Aufwachsen mit Sport – Eine neue Kinder- und Jugend-Längsschnittstudie über zehn Jahre

Körperliche Fitness ist ein unabhängiger Prädiktor des Körpergewichts

Betriebliches Gesundheitsmanagement (BGM) fängt nicht erst mit dem Eintritt ins Berufsleben an. Soeben ist in Deutschland eine bislang einmalige Längsschnittstudie zum Zusammenhang von Engagement im Sportverein und Entwicklung im Kindes- und Jugendalter erschienen. Diese zeigt: Der Vereinssport wirkt sich sowohl auf die Gesundheit, die Prävention von Risikoverhalten und die Persönlichkeitsentwicklung der „Fachkräfte von morgen“ aus. Allerdings nicht immer so positiv, wie es in der breiten Öffentlichkeit oft angenommen wird.

Der Auregung folgten konstruktive Maßnahmen

Körperliche Fitness ist ein unabhängiger Prädiktor des Körpergewichts
(Bild: Stephanie Hofschlaeger / pixelio.de)

Als vor etwa zehn Jahren die Studie zur Jugendarbeit in Sportvereinen (die sog. „Brettschneider-Studie“) erschien, war die Aufregung im organisierten Sport zunächst groß, konnte sie doch nicht die hohen Erwartungen bestätigen, die Sportpolitik und Sportorganisation an den Sportverein richteten.
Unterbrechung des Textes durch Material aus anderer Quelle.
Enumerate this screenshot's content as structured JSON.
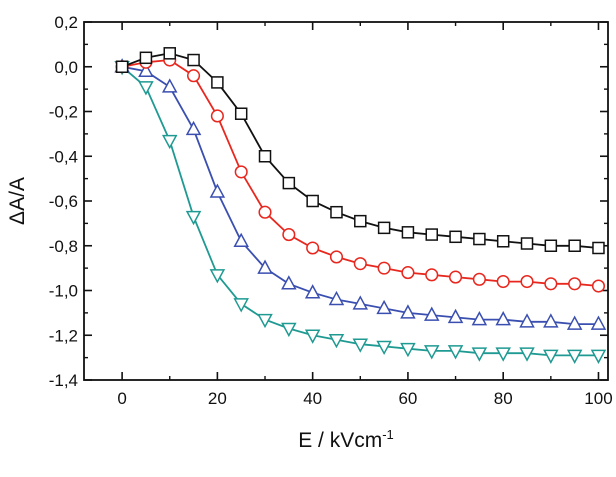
{
  "chart_data": {
    "type": "line",
    "xlabel": "E / kVcm",
    "xlabel_superscript": "-1",
    "ylabel": "ΔA/A",
    "xlim": [
      -8,
      102
    ],
    "ylim": [
      -1.4,
      0.2
    ],
    "x_ticks": [
      0,
      20,
      40,
      60,
      80,
      100
    ],
    "x_tick_labels": [
      "0",
      "20",
      "40",
      "60",
      "80",
      "100"
    ],
    "y_ticks": [
      0.2,
      0.0,
      -0.2,
      -0.4,
      -0.6,
      -0.8,
      -1.0,
      -1.2,
      -1.4
    ],
    "y_tick_labels": [
      "0,2",
      "0,0",
      "-0,2",
      "-0,4",
      "-0,6",
      "-0,8",
      "-1,0",
      "-1,2",
      "-1,4"
    ],
    "grid": false,
    "x": [
      0,
      5,
      10,
      15,
      20,
      25,
      30,
      35,
      40,
      45,
      50,
      55,
      60,
      65,
      70,
      75,
      80,
      85,
      90,
      95,
      100
    ],
    "series": [
      {
        "marker": "square",
        "color": "#111111",
        "values": [
          0.0,
          0.04,
          0.06,
          0.03,
          -0.07,
          -0.21,
          -0.4,
          -0.52,
          -0.6,
          -0.65,
          -0.69,
          -0.72,
          -0.74,
          -0.75,
          -0.76,
          -0.77,
          -0.78,
          -0.79,
          -0.8,
          -0.8,
          -0.81
        ]
      },
      {
        "marker": "circle",
        "color": "#e8281e",
        "values": [
          0.0,
          0.02,
          0.03,
          -0.04,
          -0.22,
          -0.47,
          -0.65,
          -0.75,
          -0.81,
          -0.85,
          -0.88,
          -0.9,
          -0.92,
          -0.93,
          -0.94,
          -0.95,
          -0.96,
          -0.96,
          -0.97,
          -0.97,
          -0.98
        ]
      },
      {
        "marker": "triangle-up",
        "color": "#3a4fb0",
        "values": [
          0.0,
          -0.02,
          -0.09,
          -0.28,
          -0.56,
          -0.78,
          -0.9,
          -0.97,
          -1.01,
          -1.04,
          -1.06,
          -1.08,
          -1.1,
          -1.11,
          -1.12,
          -1.13,
          -1.13,
          -1.14,
          -1.14,
          -1.15,
          -1.15
        ]
      },
      {
        "marker": "triangle-down",
        "color": "#1f9a92",
        "values": [
          0.0,
          -0.09,
          -0.33,
          -0.67,
          -0.93,
          -1.06,
          -1.13,
          -1.17,
          -1.2,
          -1.22,
          -1.24,
          -1.25,
          -1.26,
          -1.27,
          -1.27,
          -1.28,
          -1.28,
          -1.28,
          -1.29,
          -1.29,
          -1.29
        ]
      }
    ]
  }
}
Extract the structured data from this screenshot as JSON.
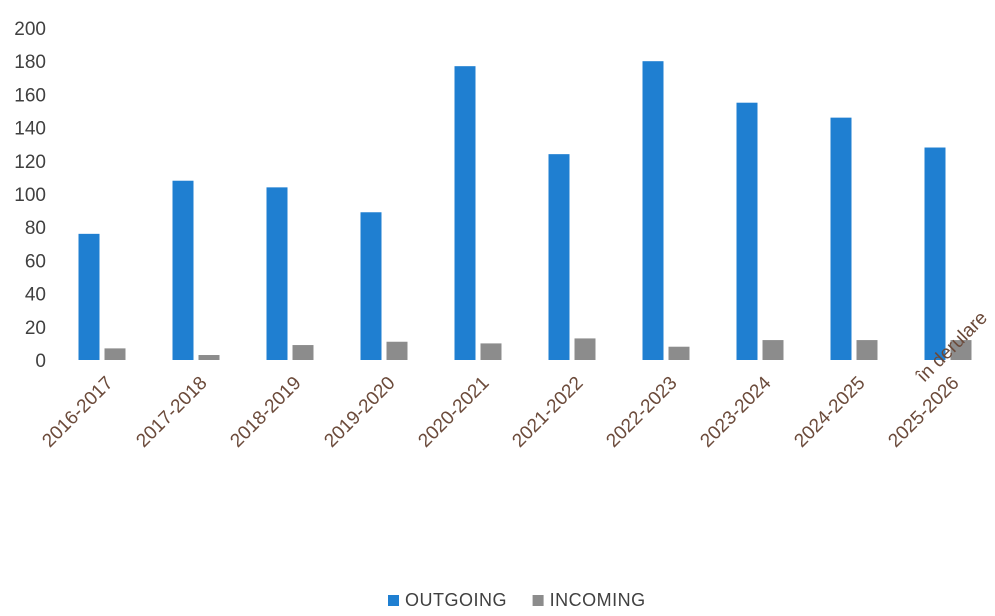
{
  "chart_data": {
    "type": "bar",
    "categories": [
      "2016-2017",
      "2017-2018",
      "2018-2019",
      "2019-2020",
      "2020-2021",
      "2021-2022",
      "2022-2023",
      "2023-2024",
      "2024-2025",
      "2025-2026 în derulare"
    ],
    "category_label_lines": [
      [
        "2016-2017"
      ],
      [
        "2017-2018"
      ],
      [
        "2018-2019"
      ],
      [
        "2019-2020"
      ],
      [
        "2020-2021"
      ],
      [
        "2021-2022"
      ],
      [
        "2022-2023"
      ],
      [
        "2023-2024"
      ],
      [
        "2024-2025"
      ],
      [
        "2025-2026",
        "în derulare"
      ]
    ],
    "series": [
      {
        "name": "OUTGOING",
        "values": [
          76,
          108,
          104,
          89,
          177,
          124,
          180,
          155,
          146,
          128
        ],
        "color": "#1f7fd1"
      },
      {
        "name": "INCOMING",
        "values": [
          7,
          3,
          9,
          11,
          10,
          13,
          8,
          12,
          12,
          12
        ],
        "color": "#8c8c8c"
      }
    ],
    "ylim": [
      0,
      200
    ],
    "yticks": [
      0,
      20,
      40,
      60,
      80,
      100,
      120,
      140,
      160,
      180,
      200
    ],
    "legend_position": "bottom",
    "grid": false
  }
}
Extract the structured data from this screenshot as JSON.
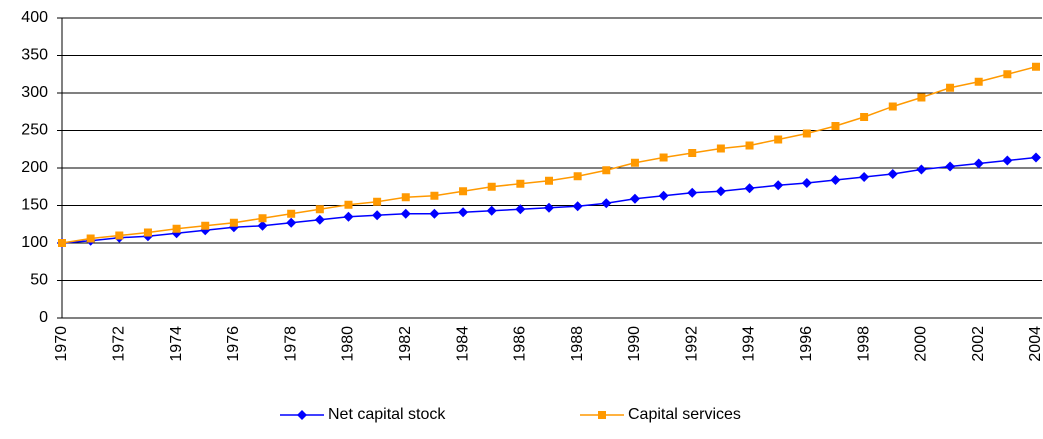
{
  "chart_data": {
    "type": "line",
    "categories": [
      "1970",
      null,
      "1972",
      null,
      "1974",
      null,
      "1976",
      null,
      "1978",
      null,
      "1980",
      null,
      "1982",
      null,
      "1984",
      null,
      "1986",
      null,
      "1988",
      null,
      "1990",
      null,
      "1992",
      null,
      "1994",
      null,
      "1996",
      null,
      "1998",
      null,
      "2000",
      null,
      "2002",
      null,
      "2004"
    ],
    "series": [
      {
        "name": "Net capital stock",
        "color": "#0000ff",
        "marker": "diamond",
        "values": [
          100,
          103,
          107,
          109,
          113,
          117,
          121,
          123,
          127,
          131,
          135,
          137,
          139,
          139,
          141,
          143,
          145,
          147,
          149,
          153,
          159,
          163,
          167,
          169,
          173,
          177,
          180,
          184,
          188,
          192,
          198,
          202,
          206,
          210,
          214
        ]
      },
      {
        "name": "Capital services",
        "color": "#ff9900",
        "marker": "square",
        "values": [
          100,
          106,
          110,
          114,
          119,
          123,
          127,
          133,
          139,
          145,
          151,
          155,
          161,
          163,
          169,
          175,
          179,
          183,
          189,
          197,
          207,
          214,
          220,
          226,
          230,
          238,
          246,
          256,
          268,
          282,
          294,
          307,
          315,
          325,
          335
        ]
      }
    ],
    "ylim": [
      0,
      400
    ],
    "yticks": [
      0,
      50,
      100,
      150,
      200,
      250,
      300,
      350,
      400
    ],
    "grid": true,
    "legend": "bottom"
  }
}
Der ersten Aufregung und Irritation folgten dann umsichtige und konstruktive Maßnahmen der Verbände und Vereine im Interesse der sportlichen Jugendlichen.
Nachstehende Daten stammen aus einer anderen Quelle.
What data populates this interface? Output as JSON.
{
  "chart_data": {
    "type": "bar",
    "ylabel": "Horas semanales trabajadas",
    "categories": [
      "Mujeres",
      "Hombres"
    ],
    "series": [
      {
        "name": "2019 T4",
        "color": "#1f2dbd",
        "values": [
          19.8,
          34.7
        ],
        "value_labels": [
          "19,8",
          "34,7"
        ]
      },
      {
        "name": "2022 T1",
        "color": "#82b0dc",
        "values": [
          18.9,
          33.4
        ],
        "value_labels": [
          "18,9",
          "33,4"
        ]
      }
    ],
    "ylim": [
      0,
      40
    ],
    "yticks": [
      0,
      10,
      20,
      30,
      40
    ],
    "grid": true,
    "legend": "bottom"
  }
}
Über einen Zeitraum von zehn Jahren – von der dritten Klasse bis zum Abitur bzw. zur Berufsausbildung – untersuchten Prof. Dr. Wolf-Dietrich Brettschneider, Universität Paderborn und sein Potsdamer Kollege Prof. Dr. Erin Gerlach den Einfluss des Sports auf Jungen und Mädchen und gelangen zu neuen, bemerkenswerten Resultaten.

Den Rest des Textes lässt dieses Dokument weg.